In 2003, Bruce launched a nonprofit arm of G Adventures called the Planeterra Foundation, which was designed to leverage the tourism economy to benefit underserved communities all over the world. To date, Planeterra has completed more than 100 projects all over the world, such as Oodles of Noodles, a program in Vietnam that teaches at-risk street kids how to run restaurants, a partnership with Streets International. 

Bruce is especially proud of SASANE, the nonprofit founded with a $25,000 grant from G Adventures and the Planeterra Foundation to benefit Nepalese women who are victims of human trafficking. The women learn to become paralegals and then help themselves and other women. “They help police officers identify other women who are trafficked and train the police to ask the right questions,” Bruce explains. “They help women get off the street.” G Adventures travelers to Nepal get to spend time with the women, learning about their lives during cooking classes.

In India, G travelers are picked up by Women on Wheels, a fleet driven by formerly homeless and abused women who received 18 month of training and a car through G Adventures. This in a country where women rarely drive. G trips often include a first-day city tour led by teenagers who were found in shelters and taught to be tour guides. Bruce speaks of “amazing stories of kids found at train stations when they were two or three years old.
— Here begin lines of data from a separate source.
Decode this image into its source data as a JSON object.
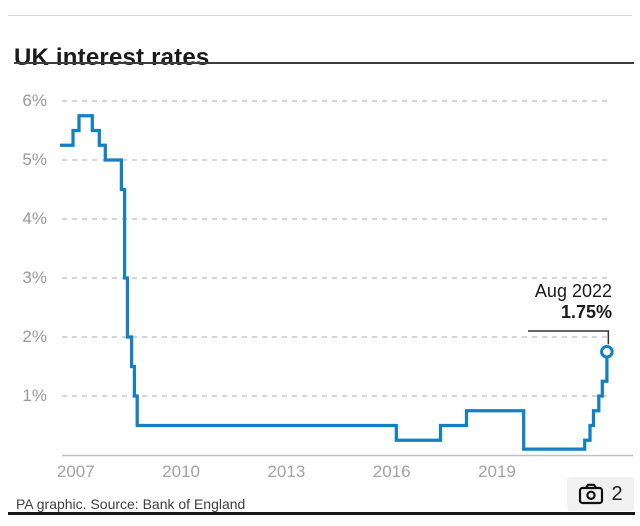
{
  "page": {
    "title": "UK interest rates",
    "source": "PA graphic. Source: Bank of England"
  },
  "annotation": {
    "label": "Aug 2022",
    "value": "1.75%"
  },
  "badge": {
    "icon": "camera-icon",
    "count": "2"
  },
  "colors": {
    "line": "#1280c2",
    "grid": "#c9c9c9",
    "axis": "#c0c0c0",
    "tick_text": "#9a9a9a",
    "title_text": "#1a1a1a",
    "leader": "#333333",
    "marker_fill": "#ffffff"
  },
  "chart_data": {
    "type": "line",
    "step": true,
    "title": "UK interest rates",
    "xlabel": "",
    "ylabel": "",
    "grid": "horizontal-dashed",
    "legend": "none",
    "xlim": [
      2006.95,
      2022.85
    ],
    "ylim": [
      0,
      6.4
    ],
    "y_ticks": [
      {
        "label": "6%",
        "value": 6
      },
      {
        "label": "5%",
        "value": 5
      },
      {
        "label": "4%",
        "value": 4
      },
      {
        "label": "3%",
        "value": 3
      },
      {
        "label": "2%",
        "value": 2
      },
      {
        "label": "1%",
        "value": 1
      }
    ],
    "x_ticks": [
      {
        "label": "2007",
        "year": 2007
      },
      {
        "label": "2010",
        "year": 2010
      },
      {
        "label": "2013",
        "year": 2013
      },
      {
        "label": "2016",
        "year": 2016
      },
      {
        "label": "2019",
        "year": 2019
      }
    ],
    "series": [
      {
        "name": "UK interest rate",
        "color": "#1280c2",
        "points": [
          {
            "date": "Jan 2007",
            "year": 2007.0,
            "rate": 5.25
          },
          {
            "date": "May 2007",
            "year": 2007.37,
            "rate": 5.5
          },
          {
            "date": "Jul 2007",
            "year": 2007.54,
            "rate": 5.75
          },
          {
            "date": "Dec 2007",
            "year": 2007.92,
            "rate": 5.5
          },
          {
            "date": "Feb 2008",
            "year": 2008.12,
            "rate": 5.25
          },
          {
            "date": "Apr 2008",
            "year": 2008.29,
            "rate": 5.0
          },
          {
            "date": "Oct 2008",
            "year": 2008.75,
            "rate": 4.5
          },
          {
            "date": "Nov 2008",
            "year": 2008.84,
            "rate": 3.0
          },
          {
            "date": "Dec 2008",
            "year": 2008.92,
            "rate": 2.0
          },
          {
            "date": "Jan 2009",
            "year": 2009.04,
            "rate": 1.5
          },
          {
            "date": "Feb 2009",
            "year": 2009.12,
            "rate": 1.0
          },
          {
            "date": "Mar 2009",
            "year": 2009.2,
            "rate": 0.5
          },
          {
            "date": "Aug 2016",
            "year": 2016.58,
            "rate": 0.25
          },
          {
            "date": "Nov 2017",
            "year": 2017.84,
            "rate": 0.5
          },
          {
            "date": "Aug 2018",
            "year": 2018.58,
            "rate": 0.75
          },
          {
            "date": "Mar 2020",
            "year": 2020.21,
            "rate": 0.1
          },
          {
            "date": "Dec 2021",
            "year": 2021.95,
            "rate": 0.25
          },
          {
            "date": "Feb 2022",
            "year": 2022.1,
            "rate": 0.5
          },
          {
            "date": "Mar 2022",
            "year": 2022.2,
            "rate": 0.75
          },
          {
            "date": "May 2022",
            "year": 2022.35,
            "rate": 1.0
          },
          {
            "date": "Jun 2022",
            "year": 2022.45,
            "rate": 1.25
          },
          {
            "date": "Aug 2022",
            "year": 2022.58,
            "rate": 1.75
          }
        ]
      }
    ],
    "endpoint_annotation": {
      "label": "Aug 2022",
      "value": "1.75%",
      "year": 2022.58,
      "rate": 1.75
    }
  }
}
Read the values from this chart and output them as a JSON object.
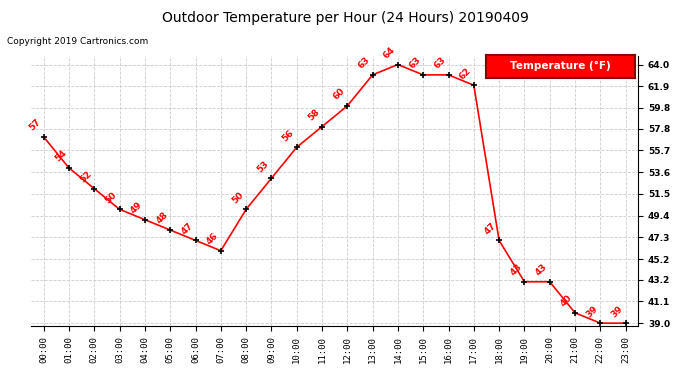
{
  "title": "Outdoor Temperature per Hour (24 Hours) 20190409",
  "copyright": "Copyright 2019 Cartronics.com",
  "legend_label": "Temperature (°F)",
  "hours": [
    0,
    1,
    2,
    3,
    4,
    5,
    6,
    7,
    8,
    9,
    10,
    11,
    12,
    13,
    14,
    15,
    16,
    17,
    18,
    19,
    20,
    21,
    22,
    23
  ],
  "temps": [
    57,
    54,
    52,
    50,
    49,
    48,
    47,
    46,
    50,
    53,
    56,
    58,
    60,
    63,
    64,
    63,
    63,
    62,
    47,
    43,
    43,
    40,
    39,
    39
  ],
  "ylim_min": 39.0,
  "ylim_max": 64.0,
  "yticks": [
    39.0,
    41.1,
    43.2,
    45.2,
    47.3,
    49.4,
    51.5,
    53.6,
    55.7,
    57.8,
    59.8,
    61.9,
    64.0
  ],
  "line_color": "red",
  "marker_color": "black",
  "label_color": "red",
  "title_color": "black",
  "copyright_color": "black",
  "legend_bg": "red",
  "legend_text_color": "white",
  "bg_color": "white",
  "grid_color": "#cccccc",
  "title_fontsize": 10,
  "copyright_fontsize": 6.5,
  "tick_fontsize": 6.5,
  "label_fontsize": 6.5,
  "legend_fontsize": 7.5
}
I know six of these kids who are studying through scholarships in the United States.”

Bruce doesn’t use trendy terms like ecotourism or sustainable tourism to define his work and his mission. He likes “community tourism” as a better descriptor for the circular economic system he’s created, where tourism dollars are channeled back into the communities. He’s also aware that “the world has changed in our favor. The mindset of people, the sustainability movement, the way people live at home. We have always thought for 30 years that people will match their values with their holiday time.” His gut instinct paid off. 
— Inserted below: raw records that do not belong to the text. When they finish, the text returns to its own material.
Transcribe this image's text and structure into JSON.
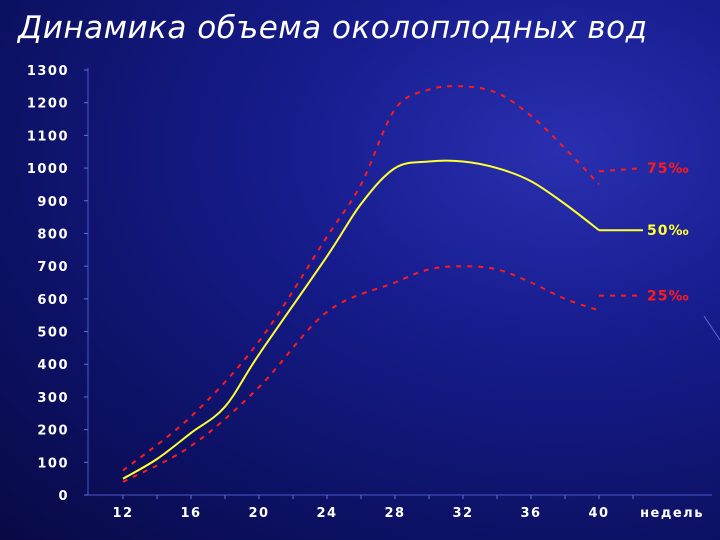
{
  "slide": {
    "title": "Динамика объема околоплодных вод"
  },
  "chart_data": {
    "type": "line",
    "title": "Динамика объема околоплодных вод",
    "x_unit_label": "недель",
    "x_ticks": [
      "12",
      "16",
      "20",
      "24",
      "28",
      "32",
      "36",
      "40"
    ],
    "xlim": [
      10,
      46
    ],
    "y_ticks": [
      "0",
      "100",
      "200",
      "300",
      "400",
      "500",
      "600",
      "700",
      "800",
      "900",
      "1000",
      "1100",
      "1200",
      "1300"
    ],
    "ylim": [
      0,
      1300
    ],
    "grid": false,
    "series": [
      {
        "name": "75‰",
        "color": "#ff1a1a",
        "style": "dashed",
        "points": [
          [
            12,
            75
          ],
          [
            16,
            240
          ],
          [
            20,
            470
          ],
          [
            24,
            790
          ],
          [
            26,
            950
          ],
          [
            28,
            1180
          ],
          [
            30,
            1240
          ],
          [
            32,
            1250
          ],
          [
            34,
            1230
          ],
          [
            36,
            1160
          ],
          [
            38,
            1060
          ],
          [
            40,
            950
          ]
        ],
        "tail": [
          [
            40,
            990
          ],
          [
            42,
            1000
          ]
        ]
      },
      {
        "name": "50‰",
        "color": "#ffff33",
        "style": "solid",
        "points": [
          [
            12,
            50
          ],
          [
            14,
            110
          ],
          [
            16,
            190
          ],
          [
            18,
            270
          ],
          [
            20,
            430
          ],
          [
            24,
            730
          ],
          [
            26,
            890
          ],
          [
            28,
            1000
          ],
          [
            30,
            1020
          ],
          [
            32,
            1020
          ],
          [
            34,
            1000
          ],
          [
            36,
            960
          ],
          [
            38,
            890
          ],
          [
            40,
            810
          ]
        ],
        "tail": [
          [
            40,
            810
          ],
          [
            42,
            810
          ]
        ]
      },
      {
        "name": "25‰",
        "color": "#ff1a1a",
        "style": "dashed",
        "points": [
          [
            12,
            40
          ],
          [
            16,
            150
          ],
          [
            20,
            330
          ],
          [
            24,
            560
          ],
          [
            28,
            650
          ],
          [
            30,
            690
          ],
          [
            32,
            700
          ],
          [
            34,
            690
          ],
          [
            36,
            650
          ],
          [
            38,
            600
          ],
          [
            40,
            565
          ]
        ],
        "tail": [
          [
            40,
            610
          ],
          [
            42,
            610
          ]
        ]
      }
    ]
  }
}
It all sounds almost hopelessly feel-good and kumbaya, doesn’t it? It is, but it works: Bruce leveraged those handshake agreements into a nine-figure business that has had double-digit growth for three decades. Some 200,000 travelers take more than 750 tours to 100 countries on every continent. G Adventures tours have a “G for Good” community-minded element in the trip. The pandemic took its toll, but tours have resumed in the countries where they can travel, and 2022 looks strong. G Adventures has five headquarters around the world, in Berlin, London, Melbourne, Boston and Toronto; each has won a “best places to work” award.

Bruce’s other accolades are almost an embarrassment of riches: Social Venture Network Hall of Fame (2012), Queen Elizabeth II Diamond Jubilee Medal, EY Entrepreneur of the Year (2002, 2006, 2016), British Travel and Hospitality Hall of Fame (2018), #10 on Glassdoor’s Top CEOs list (2019).

And he’s the only person to have ever had a business book endorsed by a living god, the Dalai Lama. In the foreword to Looptail, His Holiness wrote, “Not only in his business but also in this account of his adventures, Bruce Poon Tip is making an active contribution to creating a more peaceful and happier world, while at the same time creating a model from which others can learn.”

How does he find the right balance between purpose and profits? “There’s no real way to balance it,” he says. “I can honestly say that in 30 years, I have never had to make a decision based on money. I believe that if we do everything right, we’re profitable. Profit can be organic, and we have proven that. Double-digit growth, getting the best people—it all comes if we get the community right. It’s esoteric for some people to believe, but it’s true.” 

Asked what he would advise other CEOs, he says, “Put the right things in place for people to achieve human happiness. Focus on sustained human happiness. Happy people drive performance.”